The Wolfe Tones man Lohan pulled his hamstring again with 20 minutes to go in the final. Loughnane, according to his own account, instructed physio Colum Flynn to tell Lohan “he’s not f***n’ coming off!” He duly obeyed.

“He just got on with it and pretended nothing was wrong with him. It would never happen in soccer. In the last 20 minutes, he used his head, stayed goalside of John Troy and played away with a torn hamstring. He wasn’t able to train for three months afterwards… He was willing to go through the pain barrier because the team needed him to.”

It was something similar with Tyrone eight years later claiming their first All Ireland title. In the warm up, Peter Canavan slid up to Mickey Harte and while tying his laces, conveyed his uncertainty whether his heavily-strapped ankle would hold up. “It’ll hold up alright,” Harte essentially relayed back.

Canavan duly started to kick four first-half points to steady Tyrone before coming off at half-time in accordance with their pre-arranged and groundbreaking substitution strategy. On that occasion,Canavan’s “presence” for his free taking along was enough.

As Rose implies, though, it’s another thing trying to guard and shake off a Kawhi Leonard. Although basketball is a sport with a rich tradition of greats gritting it out and playing through injury — Jordan leaving regular season games in crutches only to resume his Jump man act the next night, Bryant played with a broken hand in the 2010 finals, Curry is playing with a hurt left hand right now — something as serious as a leg injury which was obviously affecting Durant is another bridge altogether.

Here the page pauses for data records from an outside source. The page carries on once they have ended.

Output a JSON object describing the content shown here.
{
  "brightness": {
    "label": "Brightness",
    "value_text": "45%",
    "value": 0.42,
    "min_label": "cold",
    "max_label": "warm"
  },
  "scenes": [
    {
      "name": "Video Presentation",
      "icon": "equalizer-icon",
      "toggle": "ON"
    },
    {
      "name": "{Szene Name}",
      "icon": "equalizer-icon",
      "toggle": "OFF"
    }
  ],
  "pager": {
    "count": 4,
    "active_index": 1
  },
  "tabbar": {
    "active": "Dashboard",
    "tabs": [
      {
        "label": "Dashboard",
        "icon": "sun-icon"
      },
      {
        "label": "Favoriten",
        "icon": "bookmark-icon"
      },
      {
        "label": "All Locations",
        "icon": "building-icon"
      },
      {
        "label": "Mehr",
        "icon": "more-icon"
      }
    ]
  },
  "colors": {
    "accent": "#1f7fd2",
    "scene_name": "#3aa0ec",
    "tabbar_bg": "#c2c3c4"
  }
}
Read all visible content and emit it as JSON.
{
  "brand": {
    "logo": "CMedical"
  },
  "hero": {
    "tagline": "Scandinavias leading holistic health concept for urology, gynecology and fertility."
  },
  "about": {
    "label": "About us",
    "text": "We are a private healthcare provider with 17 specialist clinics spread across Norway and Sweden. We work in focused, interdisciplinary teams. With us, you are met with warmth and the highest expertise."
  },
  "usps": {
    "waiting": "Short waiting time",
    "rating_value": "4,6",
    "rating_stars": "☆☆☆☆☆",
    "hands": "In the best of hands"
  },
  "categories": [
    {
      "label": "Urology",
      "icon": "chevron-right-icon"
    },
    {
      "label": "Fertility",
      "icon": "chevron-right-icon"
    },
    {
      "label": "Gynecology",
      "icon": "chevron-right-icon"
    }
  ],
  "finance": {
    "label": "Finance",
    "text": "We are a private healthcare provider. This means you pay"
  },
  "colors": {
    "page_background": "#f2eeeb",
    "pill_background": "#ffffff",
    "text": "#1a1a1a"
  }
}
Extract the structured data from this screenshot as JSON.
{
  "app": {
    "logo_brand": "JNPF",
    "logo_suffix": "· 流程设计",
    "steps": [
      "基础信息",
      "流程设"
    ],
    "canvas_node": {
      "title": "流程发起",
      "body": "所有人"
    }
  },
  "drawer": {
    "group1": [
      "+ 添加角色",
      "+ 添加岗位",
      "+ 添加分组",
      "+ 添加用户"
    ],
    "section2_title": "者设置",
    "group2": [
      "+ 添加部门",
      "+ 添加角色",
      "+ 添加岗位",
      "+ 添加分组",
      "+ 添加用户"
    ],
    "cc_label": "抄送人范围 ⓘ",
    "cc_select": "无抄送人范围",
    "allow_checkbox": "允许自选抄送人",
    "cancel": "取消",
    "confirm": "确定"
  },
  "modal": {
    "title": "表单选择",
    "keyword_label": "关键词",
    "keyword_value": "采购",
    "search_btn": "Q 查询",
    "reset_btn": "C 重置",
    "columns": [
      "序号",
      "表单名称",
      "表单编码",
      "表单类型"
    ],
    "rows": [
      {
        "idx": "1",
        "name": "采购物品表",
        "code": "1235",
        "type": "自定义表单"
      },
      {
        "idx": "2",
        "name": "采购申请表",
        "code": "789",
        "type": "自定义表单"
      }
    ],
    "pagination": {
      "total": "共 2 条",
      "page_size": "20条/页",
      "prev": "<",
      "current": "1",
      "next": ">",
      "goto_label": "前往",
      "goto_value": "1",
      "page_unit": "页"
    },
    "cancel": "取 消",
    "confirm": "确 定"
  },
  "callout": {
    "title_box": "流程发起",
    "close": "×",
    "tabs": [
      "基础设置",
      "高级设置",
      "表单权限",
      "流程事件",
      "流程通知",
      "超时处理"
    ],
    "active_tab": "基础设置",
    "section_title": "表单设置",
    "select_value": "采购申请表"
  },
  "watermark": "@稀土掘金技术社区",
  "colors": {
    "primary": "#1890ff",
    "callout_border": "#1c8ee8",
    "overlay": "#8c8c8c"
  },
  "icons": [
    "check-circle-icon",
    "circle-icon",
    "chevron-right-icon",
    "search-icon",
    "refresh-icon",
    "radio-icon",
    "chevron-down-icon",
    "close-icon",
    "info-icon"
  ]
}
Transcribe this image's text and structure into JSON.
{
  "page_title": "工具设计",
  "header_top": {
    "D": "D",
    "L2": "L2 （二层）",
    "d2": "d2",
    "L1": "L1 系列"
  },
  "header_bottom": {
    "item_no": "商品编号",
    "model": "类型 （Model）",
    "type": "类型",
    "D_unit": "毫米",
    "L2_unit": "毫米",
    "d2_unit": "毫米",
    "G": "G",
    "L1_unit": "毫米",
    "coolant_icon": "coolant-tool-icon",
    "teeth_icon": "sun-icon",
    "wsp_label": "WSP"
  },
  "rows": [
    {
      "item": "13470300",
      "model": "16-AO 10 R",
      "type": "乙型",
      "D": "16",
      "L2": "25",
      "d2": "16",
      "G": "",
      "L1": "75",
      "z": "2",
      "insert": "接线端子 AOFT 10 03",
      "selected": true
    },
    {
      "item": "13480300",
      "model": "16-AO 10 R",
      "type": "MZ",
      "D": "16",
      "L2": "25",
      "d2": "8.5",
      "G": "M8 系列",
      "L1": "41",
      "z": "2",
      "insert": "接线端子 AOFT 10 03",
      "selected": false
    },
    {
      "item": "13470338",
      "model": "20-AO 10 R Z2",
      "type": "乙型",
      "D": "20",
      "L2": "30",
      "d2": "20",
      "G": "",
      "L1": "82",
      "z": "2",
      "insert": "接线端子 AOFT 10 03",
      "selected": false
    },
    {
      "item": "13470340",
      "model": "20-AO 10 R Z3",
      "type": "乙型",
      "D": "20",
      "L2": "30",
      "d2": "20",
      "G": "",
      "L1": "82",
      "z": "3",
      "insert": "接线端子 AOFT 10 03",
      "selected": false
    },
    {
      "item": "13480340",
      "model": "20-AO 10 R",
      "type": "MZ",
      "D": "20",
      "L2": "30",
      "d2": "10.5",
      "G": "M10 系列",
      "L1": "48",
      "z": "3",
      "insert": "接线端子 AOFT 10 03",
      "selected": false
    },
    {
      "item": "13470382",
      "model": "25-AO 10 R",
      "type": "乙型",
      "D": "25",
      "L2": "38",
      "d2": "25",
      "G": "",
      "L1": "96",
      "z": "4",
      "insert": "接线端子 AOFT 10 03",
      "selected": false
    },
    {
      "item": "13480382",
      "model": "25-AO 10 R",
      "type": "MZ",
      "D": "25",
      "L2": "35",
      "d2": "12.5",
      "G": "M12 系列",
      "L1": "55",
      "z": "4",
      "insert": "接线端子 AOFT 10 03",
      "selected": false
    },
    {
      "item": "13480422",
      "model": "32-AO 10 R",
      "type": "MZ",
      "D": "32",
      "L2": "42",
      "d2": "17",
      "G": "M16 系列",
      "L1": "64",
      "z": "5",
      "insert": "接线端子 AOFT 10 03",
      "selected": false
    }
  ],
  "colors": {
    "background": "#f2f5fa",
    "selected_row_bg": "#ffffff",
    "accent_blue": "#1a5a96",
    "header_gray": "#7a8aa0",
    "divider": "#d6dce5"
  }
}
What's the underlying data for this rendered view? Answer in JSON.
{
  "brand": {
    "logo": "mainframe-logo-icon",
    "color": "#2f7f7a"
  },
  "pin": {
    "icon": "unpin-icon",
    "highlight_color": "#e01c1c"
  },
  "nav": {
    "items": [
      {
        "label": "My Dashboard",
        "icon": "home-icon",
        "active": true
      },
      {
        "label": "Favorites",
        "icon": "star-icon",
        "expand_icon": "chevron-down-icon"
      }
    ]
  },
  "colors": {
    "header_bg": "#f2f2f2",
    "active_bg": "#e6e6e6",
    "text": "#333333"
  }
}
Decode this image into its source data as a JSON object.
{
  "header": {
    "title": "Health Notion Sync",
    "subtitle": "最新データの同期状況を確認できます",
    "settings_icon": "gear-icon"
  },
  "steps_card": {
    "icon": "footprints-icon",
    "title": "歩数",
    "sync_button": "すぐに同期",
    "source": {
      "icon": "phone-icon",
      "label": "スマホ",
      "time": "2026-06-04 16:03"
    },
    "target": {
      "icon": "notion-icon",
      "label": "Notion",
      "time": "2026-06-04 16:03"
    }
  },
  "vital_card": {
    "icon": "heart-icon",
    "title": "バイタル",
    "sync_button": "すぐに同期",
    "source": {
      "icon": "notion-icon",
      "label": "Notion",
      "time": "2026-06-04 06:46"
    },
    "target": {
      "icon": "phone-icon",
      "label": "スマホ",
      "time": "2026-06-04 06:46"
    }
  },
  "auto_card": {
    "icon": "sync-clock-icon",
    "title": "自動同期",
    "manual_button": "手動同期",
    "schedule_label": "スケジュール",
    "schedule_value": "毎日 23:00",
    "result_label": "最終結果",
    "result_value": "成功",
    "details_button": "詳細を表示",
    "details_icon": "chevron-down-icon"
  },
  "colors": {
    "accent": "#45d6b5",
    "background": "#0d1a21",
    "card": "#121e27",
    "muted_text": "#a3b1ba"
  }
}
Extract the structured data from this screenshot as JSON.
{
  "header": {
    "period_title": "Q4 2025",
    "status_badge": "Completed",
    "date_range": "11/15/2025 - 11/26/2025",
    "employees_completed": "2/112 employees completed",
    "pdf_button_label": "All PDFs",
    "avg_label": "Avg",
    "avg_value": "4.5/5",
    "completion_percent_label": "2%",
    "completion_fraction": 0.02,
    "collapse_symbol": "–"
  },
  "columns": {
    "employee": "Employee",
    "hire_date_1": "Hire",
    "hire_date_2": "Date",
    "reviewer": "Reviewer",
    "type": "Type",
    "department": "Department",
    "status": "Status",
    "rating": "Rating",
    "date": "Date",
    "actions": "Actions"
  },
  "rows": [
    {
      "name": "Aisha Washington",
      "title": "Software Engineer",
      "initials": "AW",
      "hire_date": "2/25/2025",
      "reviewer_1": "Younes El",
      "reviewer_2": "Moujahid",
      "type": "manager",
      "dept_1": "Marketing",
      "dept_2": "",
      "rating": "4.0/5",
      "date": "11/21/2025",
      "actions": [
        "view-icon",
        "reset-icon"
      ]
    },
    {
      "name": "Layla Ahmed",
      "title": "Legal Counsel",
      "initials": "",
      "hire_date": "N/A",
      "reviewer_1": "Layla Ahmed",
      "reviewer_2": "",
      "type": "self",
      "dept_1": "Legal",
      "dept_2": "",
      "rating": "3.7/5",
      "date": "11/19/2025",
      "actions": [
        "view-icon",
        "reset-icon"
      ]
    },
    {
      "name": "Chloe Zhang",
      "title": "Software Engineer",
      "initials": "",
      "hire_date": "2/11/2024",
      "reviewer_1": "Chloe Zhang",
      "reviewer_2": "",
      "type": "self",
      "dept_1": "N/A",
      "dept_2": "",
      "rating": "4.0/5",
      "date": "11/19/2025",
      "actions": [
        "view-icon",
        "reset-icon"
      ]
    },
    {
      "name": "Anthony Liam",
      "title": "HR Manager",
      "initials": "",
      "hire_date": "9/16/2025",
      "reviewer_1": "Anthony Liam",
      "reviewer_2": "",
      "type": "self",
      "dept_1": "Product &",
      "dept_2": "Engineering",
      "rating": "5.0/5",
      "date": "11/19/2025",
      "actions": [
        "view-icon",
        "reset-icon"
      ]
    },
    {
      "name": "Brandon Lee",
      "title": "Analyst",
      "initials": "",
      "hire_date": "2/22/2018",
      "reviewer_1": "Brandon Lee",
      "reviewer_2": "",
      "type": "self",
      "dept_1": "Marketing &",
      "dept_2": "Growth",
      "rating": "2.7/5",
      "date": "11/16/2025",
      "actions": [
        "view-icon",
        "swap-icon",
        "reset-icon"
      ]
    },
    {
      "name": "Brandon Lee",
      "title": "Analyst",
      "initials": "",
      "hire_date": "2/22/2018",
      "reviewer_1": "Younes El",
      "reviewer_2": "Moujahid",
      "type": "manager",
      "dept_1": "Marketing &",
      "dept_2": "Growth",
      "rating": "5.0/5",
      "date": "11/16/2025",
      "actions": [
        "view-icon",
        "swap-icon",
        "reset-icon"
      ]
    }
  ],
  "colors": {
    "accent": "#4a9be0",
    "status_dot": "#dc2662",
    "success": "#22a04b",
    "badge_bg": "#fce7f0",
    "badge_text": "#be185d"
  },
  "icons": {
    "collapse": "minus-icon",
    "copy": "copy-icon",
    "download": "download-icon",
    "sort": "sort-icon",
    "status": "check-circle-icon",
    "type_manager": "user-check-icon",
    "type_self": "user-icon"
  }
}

A Loughnane, Lohan and Canavan may calculate that unlike in the NBA or soccer, there is no money or max contracts. The only currency is Celtic Crosses. But for every case like Lohan, there are many more Shefflins (“We gambled and we lost,” he’d surmise. “Do I regret it? The morning after the final, I’d never regretted anything more in my life. In time, I’d come to realise it was a chance I simply had to take”).

Tony Browne has spoken about how a year or two after the summer of 1998, his career was in jeopardy because of the amount of times he tried to squeeze out one more game on a damaged ankle to help his county or club get another game.

“Later on in my career when I knew better and I knew my body a lot better, I wouldn’t even have considered taking the field,” he’d tell this paper two years ago. “And nowadays you would have more protection. ‘Listen, we’re taking the decision away from you. We need you for the next five years.’”

One of the most interesting contributions from an Irish tweeter on the Durant situation was that offered by the former Tipperary hurling and Munster rugby physio, John Casey. “Even top organisations can get load management wrong. There are external factors like player, fan and media pressure that make load management difficult.”

Casey offered his players the protection that Browne advocated. Lar Corbett would have heard his toughness questioned through the years but he’d come to listen to his body and Casey, and produce four peak years that would match that of anyone who ever played the game and would have been impossible had they listened to “external factors”.

Durant though did. One of the great ironies of his situation is that his direct opponent in these finals, Leonard, fell into dispute with his old team, the San Antonio Spurs when they passed him fit to play last season but he refrained from doing so, and duly asked to be traded.

This past regular season,he was rested for 20 regular seasons by the Raptors.

He listened to his body. His load was managed.

Maybe he’ll go on to have a career as long as Browne.